Closed federicofontana closed 5 years ago
@Szkered, any ideas here?
I've done more digging in the source code of ray and I've shed some light on why logits are well defined and actions probabilities are not.
The context is that the input of Dirichlet (the action distribution associated with Simplex) are logits, then passed to tf.distrib.Dirichlet in Dirichlet.__init__
. So Dirichlet is parametrized by the logits of the Policy graph (I'm not sure if this is correct, probably not considering the output from the code below, but there we go).
Now, it turns out that internal parameters of tf.distrib.Dirichlet might be invalid, in which case a sample from the distribution return np.nan
. See docs here) and example below.
with tf.Session() as session:
logits = [-0.00207247, -0.00186774, 0.00244786, -0.00415111, 0.00086402]
action_distrib = tf.distributions.Dirichlet(
concentration=logits,
allow_nan_stats=False,
)
sample = action_distrib.sample().eval()
print(sample)
# Console:
[nan nan 0. nan 0.]
So we now know that it's the action distribution which created np.nan
in the action probabilities. So the point seems to be that logits cannot directly feed to tf.distrib.Dirichlet, which is what's happening in the ray source code as of now. So now the question is: what is the right way to parametrize Dirichlet?
One possible solution could be to use the softmax of logits (see code below).
def softmax(x, axis=None):
x = x - x.max(axis=axis, keepdims=True)
y = np.exp(x)
return y / y.sum(axis=axis, keepdims=True)
with tf.Session() as session:
# Note that the concentration parameter is now the softmax logits,
# as opposed to logits.
action_distrib = tf.distributions.Dirichlet(
concentration=softmax(logits),
allow_nan_stats=False,
)
sample = action_distrib.sample().eval()
print(sample)
# Console:
[2.39824214e-04 1.06406130e-05 6.64767340e-02 6.38899220e-02 8.69382879e-01]

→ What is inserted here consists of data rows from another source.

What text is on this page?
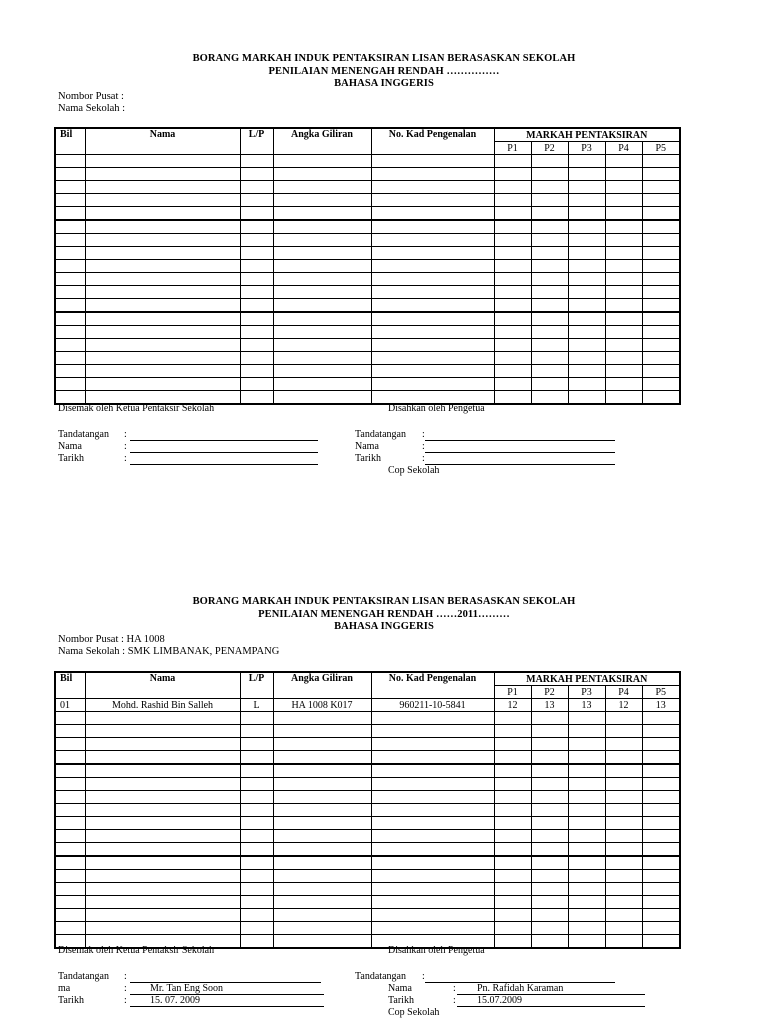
BORANG MARKAH INDUK PENTAKSIRAN LISAN BERASASKAN SEKOLAH
PENILAIAN MENENGAH RENDAH ……………
BAHASA INGGERIS
Nombor Pusat :
Nama Sekolah :
Bil	Nama	L/P	Angka Giliran	No. Kad Pengenalan	MARKAH PENTAKSIRAN				
					P1	P2	P3	P4	P5

Disemak oleh Ketua Pentaksir Sekolah
Tandatangan :
Nama	:
Tarikh	:
Disahkan oleh Pengetua
Tandatangan :
Nama	:
Tarikh	:
Cop Sekolah
BORANG MARKAH INDUK PENTAKSIRAN LISAN BERASASKAN SEKOLAH
PENILAIAN MENENGAH RENDAH ……2011………
BAHASA INGGERIS
Nombor Pusat : HA 1008
Nama Sekolah : SMK LIMBANAK, PENAMPANG
Bil	Nama	L/P	Angka Giliran	No. Kad Pengenalan	MARKAH PENTAKSIRAN				
					P1	P2	P3	P4	P5
01	Mohd. Rashid Bin Salleh	L	HA 1008 K017	960211-10-5841	12	13	13	12	13

Disemak oleh Ketua Pentaksir Sekolah
Tandatangan :
ma	: Mr. Tan Eng Soon
Tarikh	: 15. 07. 2009
Disahkan oleh Pengetua
Tandatangan :
Nama	: Pn. Rafidah Karaman
Tarikh	: 15.07.2009
Cop Sekolah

QUESTION: could anyone confirm if providing the softmax of logits as the parametrization of Dirichlet makes sense? I'm not sure if this is mathematically sound. I would be happy to create a pull request if someone confirmed the solution. @Szkered @ericl
Based on https://en.m.wikipedia.org/wiki/Dirichlet_distribution, it might be undesirable to restrict the parameters to [0,1]. Perhaps an alternative parametrization would be to square each parameter independently?
Values of the concentration parameter above 1 prefer variates that are dense, evenly distributed distributions, i.e. all the values within a single sample are similar to each other. Values of the concentration parameter below 1 prefer sparse distributions, i.e. most of the values within a single sample will be close to 0, and the vast majority of the mass will be concentrated in a few of the values
I've tested a few possible solutions using the contextual bandit environment above.
So exp of logits might seem empirically and intuitively the way to go. Somehow, logits become all nan
starting from iteration ~200k, so the action becomes constant to a vector of 1/n summing up to 1. This is probably due to me not being familiar enough with the source code to appropriately fix the bug in Dirichlet. My attempt has been to change the following line of code in Dirichlet.__init__
, and I'm not aware of side effects of this change or if there is anything else that should be changed.
# Before.
self.dist = tf.distributions.Dirichlet(concentration=inputs)
# After
self.dist = tf.distributions.Dirichlet(concentration=tf.exp(inputs))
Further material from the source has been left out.